Autor: admin 10 marzo 2007

Carlos Labbé J.

I

Recuerdo particularmente un viaje a Algarrobo con mi mujer y mi hija, hace algunos años. Era enero y hacía calor. Llegamos un viernes por la tarde, dejamos nuestras cosas en la casa y corrimos a bañarnos. Ellas se metieron de inmediato al mar. Yo, por mi parte, me tendí sobre la toalla, boca abajo, y me dormí. Estaba cansado. Me había pasado las últimas cuarenta y ocho horas frente al computador intentando redactar un artículo que me ­había pedido el suplemento de cultura de un diario. Tenía que hablar de Nathaniel Hawthorne, de cuyo nacimiento o muerte, no me acuerdo, se celebraba un aniversario importante. Mi mujer había leído hacía poco un temible cuento de Hawthorne, titulado Ethan Brand, capítulo de una novela interrumpida. Según ella, yo debía proclamar que el escritor puritano era uno de los abuelos de la obsesión de la narrativa actual, amparado en la frase con que concluía el relato: “los restos de Ethan Brand se 
deshicieron en muchos fragmentos”. Aunque era evidente que mi mujer se estaba riendo de mí, no me pareció un mal punto de partida para el artículo. Investigué un poco y descubrí que el cuento mencionado estaba incluido en el volumen The snow image. El nombre del libro me pareció fascinante. Sin embargo, me empeñé en escribir lamentaciones sobre el hecho de que la sugerente frase de Hawthorne se hubo transformado en un lugar común de la tecnología.
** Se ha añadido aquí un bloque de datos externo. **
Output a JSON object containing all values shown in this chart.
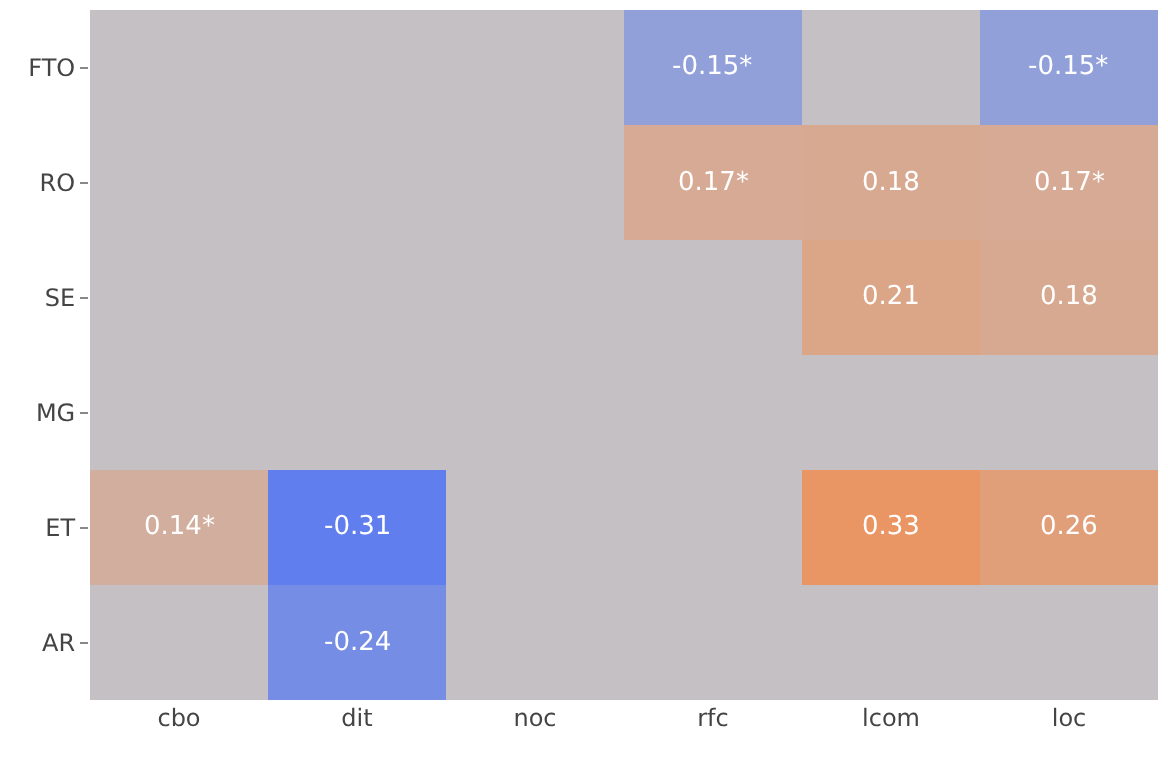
{
  "chart_data": {
    "type": "heatmap",
    "categories": [
      "cbo",
      "dit",
      "noc",
      "rfc",
      "lcom",
      "loc"
    ],
    "y_categories": [
      "FTO",
      "RO",
      "SE",
      "MG",
      "ET",
      "AR"
    ],
    "cells": [
      [
        null,
        null,
        null,
        -0.15,
        null,
        -0.15
      ],
      [
        null,
        null,
        null,
        0.17,
        0.18,
        0.17
      ],
      [
        null,
        null,
        null,
        null,
        0.21,
        0.18
      ],
      [
        null,
        null,
        null,
        null,
        null,
        null
      ],
      [
        0.14,
        -0.31,
        null,
        null,
        0.33,
        0.26
      ],
      [
        null,
        -0.24,
        null,
        null,
        null,
        null
      ]
    ],
    "cell_labels": [
      [
        null,
        null,
        null,
        "-0.15*",
        null,
        "-0.15*"
      ],
      [
        null,
        null,
        null,
        "0.17*",
        "0.18",
        "0.17*"
      ],
      [
        null,
        null,
        null,
        null,
        "0.21",
        "0.18"
      ],
      [
        null,
        null,
        null,
        null,
        null,
        null
      ],
      [
        "0.14*",
        "-0.31",
        null,
        null,
        "0.33",
        "0.26"
      ],
      [
        null,
        "-0.24",
        null,
        null,
        null,
        null
      ]
    ]
  }
}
Al cabo de múltiples borradores, me di por vencido: no podía poner en palabras por qué me parecía trágico que la maravilla de esa snow image ahora fuera una manera de nombrar un defecto en las pantallas de la televisión. Así que salí a la calle, a tomar aire. En el momento de pararme en la esquina, esperando la luz verde, vi a mi mujer a lo lejos, en la otra cuadra. Estaba de espaldas a mí. Por un segundo noté que alguien la tenía abrazada y que su cara se unía a la de otra persona en un beso. Luego enfoqué la mirada y me di cuenta de que ella estaba de pie frente a la vitrina de una tienda de ropa. Enfrente de ella estaba solo su propio reflejo en el vidrio. Cuando nos encontramos, me preguntó cómo iba aquello de la hipérbole y me besó en la mejilla. Esa misma tarde partimos a la playa.